Now I ask you – is that fair? Should we be held responsible for our wattles? Did we bring them on ourselves by daring to grow old? And compounding our sin by sullenly refusing to rush off to our friendly cosmetic surgeon to make it all look better? In my case, I couldn’t afford a CS, no matter how friendly. So is that another link in the chain of shame, the financial lack that stops me from fixing my unsightliness?
I think I’ll go and have a coffee now. Meanwhile, welcome to my wattle world (see right).
For my first post I’ll go straight to the jugular, the dreaded sign that youth has fled or is at least heading for the exit. Yes, that invidious first grey hair. I of course have long passed that particular sign post and am well on my way to a total grey-out (see pic).

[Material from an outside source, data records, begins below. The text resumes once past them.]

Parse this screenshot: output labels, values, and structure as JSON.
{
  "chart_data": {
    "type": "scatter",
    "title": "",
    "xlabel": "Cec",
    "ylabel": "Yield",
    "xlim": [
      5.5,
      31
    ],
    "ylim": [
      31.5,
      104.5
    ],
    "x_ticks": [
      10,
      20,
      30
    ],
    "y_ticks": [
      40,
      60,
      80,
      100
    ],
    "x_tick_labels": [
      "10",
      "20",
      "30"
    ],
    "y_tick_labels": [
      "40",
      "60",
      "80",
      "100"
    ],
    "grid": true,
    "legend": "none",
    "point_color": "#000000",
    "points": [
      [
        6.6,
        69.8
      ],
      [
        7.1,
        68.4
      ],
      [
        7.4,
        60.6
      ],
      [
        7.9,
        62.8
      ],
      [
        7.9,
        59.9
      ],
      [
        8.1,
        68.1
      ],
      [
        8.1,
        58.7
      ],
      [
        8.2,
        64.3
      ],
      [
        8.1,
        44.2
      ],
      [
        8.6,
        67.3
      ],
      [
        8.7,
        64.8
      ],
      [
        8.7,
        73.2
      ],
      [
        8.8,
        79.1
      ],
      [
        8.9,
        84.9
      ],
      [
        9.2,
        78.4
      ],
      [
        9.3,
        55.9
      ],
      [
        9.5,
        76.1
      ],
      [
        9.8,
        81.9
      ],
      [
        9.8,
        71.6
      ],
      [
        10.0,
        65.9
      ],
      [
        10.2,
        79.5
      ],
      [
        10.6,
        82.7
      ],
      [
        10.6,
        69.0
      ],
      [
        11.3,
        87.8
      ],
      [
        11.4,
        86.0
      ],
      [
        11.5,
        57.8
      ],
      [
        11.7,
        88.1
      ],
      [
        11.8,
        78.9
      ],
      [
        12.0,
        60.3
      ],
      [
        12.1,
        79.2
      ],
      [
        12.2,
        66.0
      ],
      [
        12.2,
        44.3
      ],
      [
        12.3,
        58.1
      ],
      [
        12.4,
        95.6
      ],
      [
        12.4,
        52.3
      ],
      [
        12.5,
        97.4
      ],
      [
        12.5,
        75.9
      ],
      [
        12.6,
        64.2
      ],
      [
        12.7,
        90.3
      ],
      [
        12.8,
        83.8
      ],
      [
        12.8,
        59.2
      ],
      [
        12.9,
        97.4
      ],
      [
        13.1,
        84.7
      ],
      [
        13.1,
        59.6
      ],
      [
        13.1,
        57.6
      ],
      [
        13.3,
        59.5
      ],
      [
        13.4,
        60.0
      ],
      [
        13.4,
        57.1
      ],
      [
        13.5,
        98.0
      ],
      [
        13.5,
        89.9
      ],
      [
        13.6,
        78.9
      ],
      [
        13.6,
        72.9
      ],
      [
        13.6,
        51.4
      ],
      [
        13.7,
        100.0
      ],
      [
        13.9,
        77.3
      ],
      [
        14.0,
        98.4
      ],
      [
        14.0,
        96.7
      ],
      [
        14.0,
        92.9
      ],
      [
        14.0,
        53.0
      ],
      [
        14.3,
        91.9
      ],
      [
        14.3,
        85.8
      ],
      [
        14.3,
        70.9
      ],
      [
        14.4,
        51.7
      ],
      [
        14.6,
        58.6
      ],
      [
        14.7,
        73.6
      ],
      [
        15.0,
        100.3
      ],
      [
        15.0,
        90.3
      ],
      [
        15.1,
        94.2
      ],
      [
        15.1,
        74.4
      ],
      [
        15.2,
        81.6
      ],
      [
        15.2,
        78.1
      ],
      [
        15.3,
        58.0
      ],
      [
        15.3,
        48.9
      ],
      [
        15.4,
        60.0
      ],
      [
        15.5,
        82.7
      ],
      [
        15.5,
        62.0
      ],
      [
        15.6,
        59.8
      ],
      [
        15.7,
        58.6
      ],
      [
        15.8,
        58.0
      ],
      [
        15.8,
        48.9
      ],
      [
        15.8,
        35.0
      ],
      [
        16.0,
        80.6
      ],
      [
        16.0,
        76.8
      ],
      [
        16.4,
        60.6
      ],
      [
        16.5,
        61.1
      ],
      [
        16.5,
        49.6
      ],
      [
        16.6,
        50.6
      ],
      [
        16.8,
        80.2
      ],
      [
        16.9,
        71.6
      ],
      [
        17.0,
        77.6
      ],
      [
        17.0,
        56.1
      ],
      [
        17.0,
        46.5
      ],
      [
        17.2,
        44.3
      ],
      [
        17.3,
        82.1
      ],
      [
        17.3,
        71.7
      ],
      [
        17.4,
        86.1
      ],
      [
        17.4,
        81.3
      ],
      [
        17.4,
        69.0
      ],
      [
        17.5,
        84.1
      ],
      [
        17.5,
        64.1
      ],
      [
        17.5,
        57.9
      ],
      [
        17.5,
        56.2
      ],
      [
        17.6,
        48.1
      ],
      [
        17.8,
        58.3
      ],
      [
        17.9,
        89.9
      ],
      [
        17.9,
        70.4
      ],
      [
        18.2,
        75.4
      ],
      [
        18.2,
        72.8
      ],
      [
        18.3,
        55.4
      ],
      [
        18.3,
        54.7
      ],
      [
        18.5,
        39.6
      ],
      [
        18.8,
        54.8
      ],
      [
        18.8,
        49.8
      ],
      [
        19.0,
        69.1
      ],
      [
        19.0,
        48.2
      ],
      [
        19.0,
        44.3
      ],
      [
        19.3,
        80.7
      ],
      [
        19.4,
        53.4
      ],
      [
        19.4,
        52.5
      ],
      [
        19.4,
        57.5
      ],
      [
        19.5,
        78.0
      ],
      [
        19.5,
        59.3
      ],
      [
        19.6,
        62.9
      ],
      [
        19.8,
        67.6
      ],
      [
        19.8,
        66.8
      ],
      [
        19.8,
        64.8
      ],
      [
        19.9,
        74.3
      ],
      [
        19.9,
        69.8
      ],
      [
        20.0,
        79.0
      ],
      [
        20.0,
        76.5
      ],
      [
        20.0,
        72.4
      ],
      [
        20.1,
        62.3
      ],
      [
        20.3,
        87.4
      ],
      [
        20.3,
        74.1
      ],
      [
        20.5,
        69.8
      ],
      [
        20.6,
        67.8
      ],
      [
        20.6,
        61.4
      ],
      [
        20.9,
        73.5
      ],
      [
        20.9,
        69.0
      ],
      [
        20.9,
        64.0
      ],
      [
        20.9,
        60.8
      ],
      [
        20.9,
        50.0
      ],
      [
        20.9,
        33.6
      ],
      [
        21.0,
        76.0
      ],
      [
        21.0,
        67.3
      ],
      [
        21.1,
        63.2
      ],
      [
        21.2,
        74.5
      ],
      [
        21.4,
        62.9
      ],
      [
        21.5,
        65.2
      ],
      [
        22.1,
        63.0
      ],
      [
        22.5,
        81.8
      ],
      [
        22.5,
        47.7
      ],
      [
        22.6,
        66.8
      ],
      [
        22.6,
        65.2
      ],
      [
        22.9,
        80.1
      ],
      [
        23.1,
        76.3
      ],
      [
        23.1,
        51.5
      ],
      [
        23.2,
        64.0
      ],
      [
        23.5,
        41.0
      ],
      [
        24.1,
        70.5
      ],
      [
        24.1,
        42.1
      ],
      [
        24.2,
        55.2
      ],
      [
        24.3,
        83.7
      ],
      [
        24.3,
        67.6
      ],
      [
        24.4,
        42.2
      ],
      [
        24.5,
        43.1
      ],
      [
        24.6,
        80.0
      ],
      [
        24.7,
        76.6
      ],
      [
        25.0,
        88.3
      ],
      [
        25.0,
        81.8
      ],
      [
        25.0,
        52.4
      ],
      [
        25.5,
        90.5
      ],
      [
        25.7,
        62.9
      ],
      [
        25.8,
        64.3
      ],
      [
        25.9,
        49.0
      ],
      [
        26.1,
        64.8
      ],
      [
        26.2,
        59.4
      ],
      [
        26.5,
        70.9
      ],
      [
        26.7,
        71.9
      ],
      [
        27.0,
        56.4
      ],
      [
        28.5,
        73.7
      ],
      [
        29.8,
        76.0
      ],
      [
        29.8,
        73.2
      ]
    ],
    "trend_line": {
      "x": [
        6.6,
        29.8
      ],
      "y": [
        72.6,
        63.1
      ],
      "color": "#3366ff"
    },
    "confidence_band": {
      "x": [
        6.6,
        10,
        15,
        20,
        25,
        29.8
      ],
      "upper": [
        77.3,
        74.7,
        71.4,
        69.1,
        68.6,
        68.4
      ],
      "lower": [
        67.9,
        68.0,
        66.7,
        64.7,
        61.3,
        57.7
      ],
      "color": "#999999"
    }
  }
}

Why is it that such an ordinary experience stirs such strong feelings? Women are still more prone, though men aren’t far behind. People are divided into those who dye and those who don’t and both sides are firmly entrenched. Those who do seem to regard grey hair as a shameful sign of frailty, while those who don’t (and here I speak for myself) are putting a brave face on facing up to their mortality.
Dyeing is usually the first line of defence to ward off ageing. It’s been around for centuries, you can DIY, it needn’t cost much, and can (if done well) take off a few years. I admit I only went commando on my head a couple of years ago. So what made me cross the line to join the other camp?
Well, for one thing I was curious to see what I really looked like. How grey was I really? To hasten the process along I cut off several centimetres and reserved the right to recolour at any time. At first I kind of slunk around, self-conscious about exposing my guilty secret yet elated at letting the world see me au naturel. Several times I almost succumbed to the lure of the dye. But as time went by I found myself relaxing in the presence of the new (though old) me.
Now I can’t imagine reaching for the dye again. Here are the advantages I’ve found:
* No more slave to my hairdresser
* No worrying about how the real me looks (I already know and so does everyone else)
* And best of all, on a windy day I love it when the wind exposes my roots for all the world to see. See if I care!